U.S. Navy Develops EO Guided Spike


The miniature electro-optically guided, ‘fire and forget’ SPIKE missile was developed by the US Navy Weapons Division of the Naval Air Warfare Center, Weapons Division (NAWCWD) with assistance of DRS Technologies. Originally designed as a man-portable weapon for the Marines and the Navy’s special operations force, Spike fills a critical niche for a low-cost, lightweight guided weapon for U.S. ground forces.
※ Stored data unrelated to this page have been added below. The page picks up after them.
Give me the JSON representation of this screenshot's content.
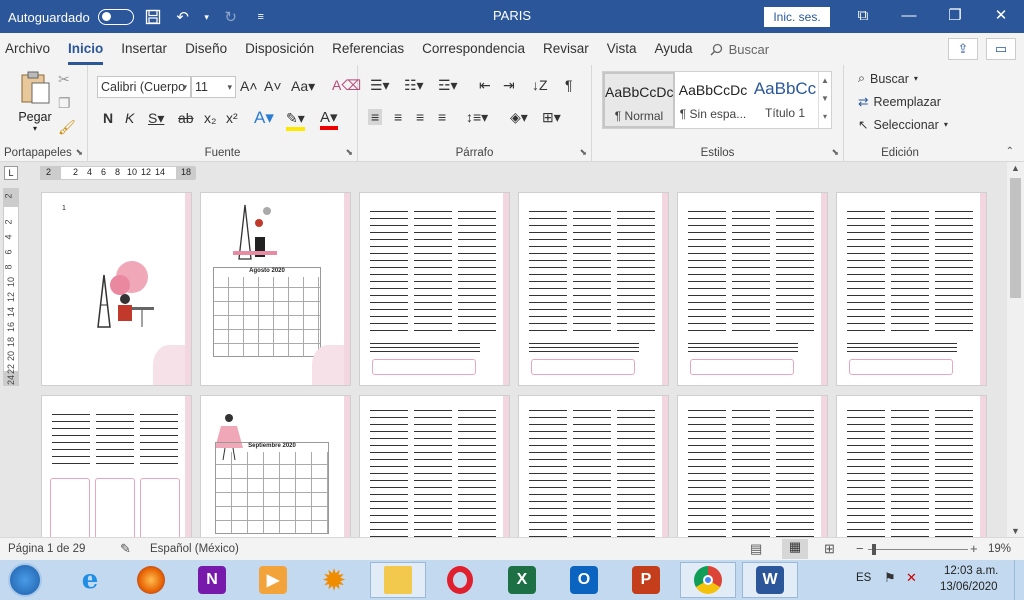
{
  "titlebar": {
    "autosave_label": "Autoguardado",
    "doc_title": "PARIS",
    "signin_label": "Inic. ses.",
    "min": "—",
    "restore": "❐",
    "close": "✕",
    "opts": "⧉"
  },
  "tabs": [
    "Archivo",
    "Inicio",
    "Insertar",
    "Diseño",
    "Disposición",
    "Referencias",
    "Correspondencia",
    "Revisar",
    "Vista",
    "Ayuda"
  ],
  "search_label": "Buscar",
  "ribbon": {
    "paste_label": "Pegar",
    "clipboard_group": "Portapapeles",
    "font_name": "Calibri (Cuerpo",
    "font_size": "11",
    "font_group": "Fuente",
    "paragraph_group": "Párrafo",
    "styles_group": "Estilos",
    "editing_group": "Edición",
    "styles": [
      {
        "preview": "AaBbCcDc",
        "name": "¶ Normal"
      },
      {
        "preview": "AaBbCcDc",
        "name": "¶ Sin espa..."
      },
      {
        "preview": "AaBbCc",
        "name": "Título 1"
      }
    ],
    "find_label": "Buscar",
    "replace_label": "Reemplazar",
    "select_label": "Seleccionar"
  },
  "ruler": {
    "ticks": [
      "2",
      "2",
      "4",
      "6",
      "8",
      "10",
      "12",
      "14",
      "18"
    ],
    "corner": "L"
  },
  "vruler_ticks": [
    "2",
    "2",
    "4",
    "6",
    "8",
    "10",
    "12",
    "14",
    "16",
    "18",
    "20",
    "22",
    "24"
  ],
  "pages": {
    "calendar1_title": "Agosto 2020",
    "calendar2_title": "Septiembre 2020",
    "page1_num": "1"
  },
  "status": {
    "page_info": "Página 1 de 29",
    "language": "Español (México)",
    "zoom": "19%"
  },
  "taskbar": {
    "lang": "ES",
    "time": "12:03 a.m.",
    "date": "13/06/2020"
  },
  "colors": {
    "word_blue": "#2b579a",
    "pink": "#f2d6e0"
  }
}
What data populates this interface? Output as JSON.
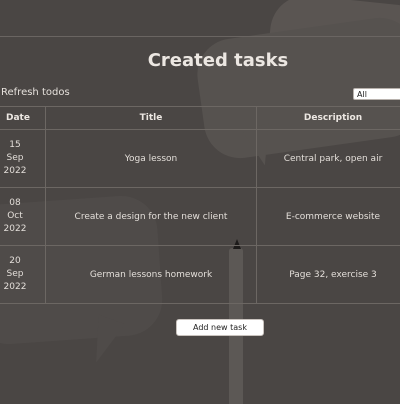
{
  "page": {
    "title": "Created tasks"
  },
  "toolbar": {
    "refresh_label": "Refresh todos",
    "filter_value": "All"
  },
  "table": {
    "headers": {
      "date": "Date",
      "title": "Title",
      "description": "Description"
    },
    "rows": [
      {
        "day": "15",
        "month": "Sep",
        "year": "2022",
        "title": "Yoga lesson",
        "description": "Central park, open air"
      },
      {
        "day": "08",
        "month": "Oct",
        "year": "2022",
        "title": "Create a design for the new client",
        "description": "E-commerce website"
      },
      {
        "day": "20",
        "month": "Sep",
        "year": "2022",
        "title": "German lessons homework",
        "description": "Page 32, exercise 3"
      }
    ]
  },
  "actions": {
    "add_task_label": "Add new task"
  },
  "colors": {
    "background": "#4a4644",
    "text": "#e6e1dc",
    "grid": "#6c6763",
    "button": "#ffffff"
  }
}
A modular, low-cost, high precision missile capable of engaging ‘asymmetric aggressors’ in complex terrain, at ranges exceeding 2 miles, with high precision, and minimal risk of collateral damage. The missile was designed as very low cost weapon, with unit cost goal of US$5,000. The Spike weighs about five pounds (2.26 kg), and is 25 in. (63.5 cm) long. It uses fire and forget guidance using a general purpose strap-down electro-optical seeker. It was designed as a shoulder fired tactical missile or a UGV, UAV boat or ship launched weapon. The warhead weighing about 1 pound (450 gr.) is located at the center and employs Explosively Formed Projectile effect to drive a focused yet lethal effect. NAWCWD plans to test the Spike missile with a new lightweight weapons management system (WMS) developed for small UAVs.

The missile uses EO / Semi-Active Laser (SAL) seeker to engage laser designated targets from a distance of two miles. It’s potential applications go beyond ground combat; it is a realistic armament choice for tactical unmanned aerial vehicles and a force-protection weapon to defend surface ships from small-boat swarms or light aircraft.

The missile performed its first controlled flights in 2005. SPIKE will offer safer, more accurate alternative to rocket propelled grenades (RPGs). The compact system is tailored for man-portable operations. Three missiles and a launcher could fit in a standard military backpack. Due to its light weight, Spike is considered to arm unmanned systems. According to John Baylouny, vice president of DRS Technologies, Spike missile could be used on almost any UAV and that “future spirals” in the program are expected to involve putting Spike on unmanned aircraft. Spike has already been tested with the DRS Sentry HP drone at Eglin AFB, Florida, as part of US Air Force UAV Battlelab evaluation.